The ability to customise IP video surveillance cameras with third-party apps has been a game-changer in system design and implementation. Traditional analytics require streaming all video to a server or external processor for deep interpretation to detect a license plate, face, or other criteria in each video frame. Apps perform image processing within the camera for direct output, turning this model upside down.
By allowing end users to customise specific cameras with the specific functionality they need based on location, application and more, camera apps provide flexibility that is unheard-of with traditional server-based processing and analytics solutions. On a system-wide scale, the potential savings can be tremendous.Embedded software functionality within cameras using an app delivers the freedom to deploy the combination of functionality and performance users need to meet their specific requirements, a level of flexibility and customisation that is unheard of with server-based solutions.
The ability to embed software functionality into individual cameras using an app eliminates the need for centralised software and servers to greatly reduce overall costs. With apps installed directly on the camera, customers can continue to use their existing camera hardware, which not only saves on up-front purchase prices for new hardware but also increases that camera’s ROI. The ability to run multiple apps concurrently translates into even greater camera functionality and further maximises ROI. Additionally, many app developers are agile enough to be able – and willing – to customise features and functions rapidly and cost-effectively.
By integrating directly with the camera, third-party apps take advantage of the best image performance without affecting camera operations.

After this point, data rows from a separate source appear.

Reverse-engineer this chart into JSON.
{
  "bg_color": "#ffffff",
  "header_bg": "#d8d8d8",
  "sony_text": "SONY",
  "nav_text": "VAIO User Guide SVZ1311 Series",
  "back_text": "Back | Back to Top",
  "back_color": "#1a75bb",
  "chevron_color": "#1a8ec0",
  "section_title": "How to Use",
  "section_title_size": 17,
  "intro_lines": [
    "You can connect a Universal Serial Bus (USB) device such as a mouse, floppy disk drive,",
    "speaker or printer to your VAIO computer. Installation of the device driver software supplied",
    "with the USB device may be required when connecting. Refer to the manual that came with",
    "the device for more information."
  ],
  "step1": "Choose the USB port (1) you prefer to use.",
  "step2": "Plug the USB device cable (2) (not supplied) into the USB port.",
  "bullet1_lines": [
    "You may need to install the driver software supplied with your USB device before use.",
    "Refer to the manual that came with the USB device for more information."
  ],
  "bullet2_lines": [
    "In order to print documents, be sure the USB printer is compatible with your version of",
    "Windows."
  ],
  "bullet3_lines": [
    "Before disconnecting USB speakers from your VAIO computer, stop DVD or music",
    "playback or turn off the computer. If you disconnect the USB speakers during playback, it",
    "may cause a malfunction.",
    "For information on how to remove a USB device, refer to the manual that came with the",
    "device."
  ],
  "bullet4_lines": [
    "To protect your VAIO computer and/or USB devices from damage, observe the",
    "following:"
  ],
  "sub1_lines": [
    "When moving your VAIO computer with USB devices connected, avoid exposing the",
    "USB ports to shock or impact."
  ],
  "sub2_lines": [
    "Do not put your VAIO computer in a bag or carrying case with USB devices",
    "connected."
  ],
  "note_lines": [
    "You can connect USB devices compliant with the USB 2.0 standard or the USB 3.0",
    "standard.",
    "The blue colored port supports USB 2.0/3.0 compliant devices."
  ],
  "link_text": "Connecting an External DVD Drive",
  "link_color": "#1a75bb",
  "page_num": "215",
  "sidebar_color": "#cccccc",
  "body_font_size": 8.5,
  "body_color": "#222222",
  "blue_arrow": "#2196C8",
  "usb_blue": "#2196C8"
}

With full edge processing, the app can communicate directly to the digital signal processing DSP or raw video data prior to encoding. A 100 percent embedded app enables more effective and accurate analytics, with performance levels that are not dictated by server load or specifications.
In a hybrid model, analytic functions and operations are distributed between the app installed on the camera and the server. This provides end users with higher performance from distributed analytics while reducing the cost of installing several servers to handle image processing, as well as the cost of server performance. For example, without an app to shoulder some of the processing load, a server might be capable of handling 20 cameras. With an edge app, that same server could handle up to 200.
Because image processing and analytics are applied at the edge, apps offer the ability to better manage and conserve bandwidth by eliminating the requirement for large amounts of dedicated bandwidth. Apps remove the bandwidth-intensive need to stream the entire full-resolution video to a server for processing, as well as the need to send duplicate data streams to both the analytics server and the VMS. These solutions also provide additional bandwidth savings resulting from the ability to view low-resolution live video, while analytics are applied to the high-resolution profile simultaneously. As camera counts increase, bandwidth savings scale up as well.
In order to take advantages of these benefits, there are a number of considerations for integrators and end users when evaluating and choosing third-party camera-based apps, many of which are available for demo to ensure performance and many of the key factors listed below.
1. Compatibility: The first consideration is to verify an app’s compatibility with an end user’s desired, or existing cameras. Some apps are designed for specific camera models or form factors. It’s also important to ensure that the right camera is being used for the application (form factor, lens, resolution, IR, etc.)
2. Cybersecurity: Network breaches are all too common today, as hackers continually ramp up their efforts to access sensitive data via any networked device possible. Therefore, it is critical to use only approved apps from trusted partners to ensure that malicious code will not be installed on security cameras. Just as important is to carefully consider the permissions an app will need and where and to what the data it generates will flow. In addition, camera apps can eliminate continuous video streams from being sent to an analytics server, thereby reducing an attack vector or source of disclosed data.
3. Additional requirements: A good camera app should be flexible and be capable of growing along with an end user’s needs, making this an important factor in the evaluation and selection process. Some apps may still require a back-end server or cloud connection to function properly or grow beyond a standalone camera, so the potential costs associated with these must be factored into the decision-making process
Another tangible benefit that camera apps offer is in their ability to deliver valuable data to previously unrelated systems to help end users fulfil their primary security and surveillance needs and much more. For example, a school may want to capture the license plates of cars entering the pickup/drop-off lane so that in case of an incident, a hotlist plate can be entered for notification. A license plate recognition solution would allow the school to easily search video based on plate number rather than manually sifting through hours of video. However, because this application requires only a single camera, an on-board license plate recognition app makes more financial and operational sense, as a server-based solution would be more expensive and less efficient.
Without question, camera-based apps represent a convenient, cost-effective way for end users to make sure their surveillance system meets the needs of their specific applications. Compared to traditional server-based processing models, the combination of flexibility and efficiency allows users to deploy apps to increase functionality when and where it is most needed while delivering potentially tremendous cost savings and increased ROI across the entire enterprise.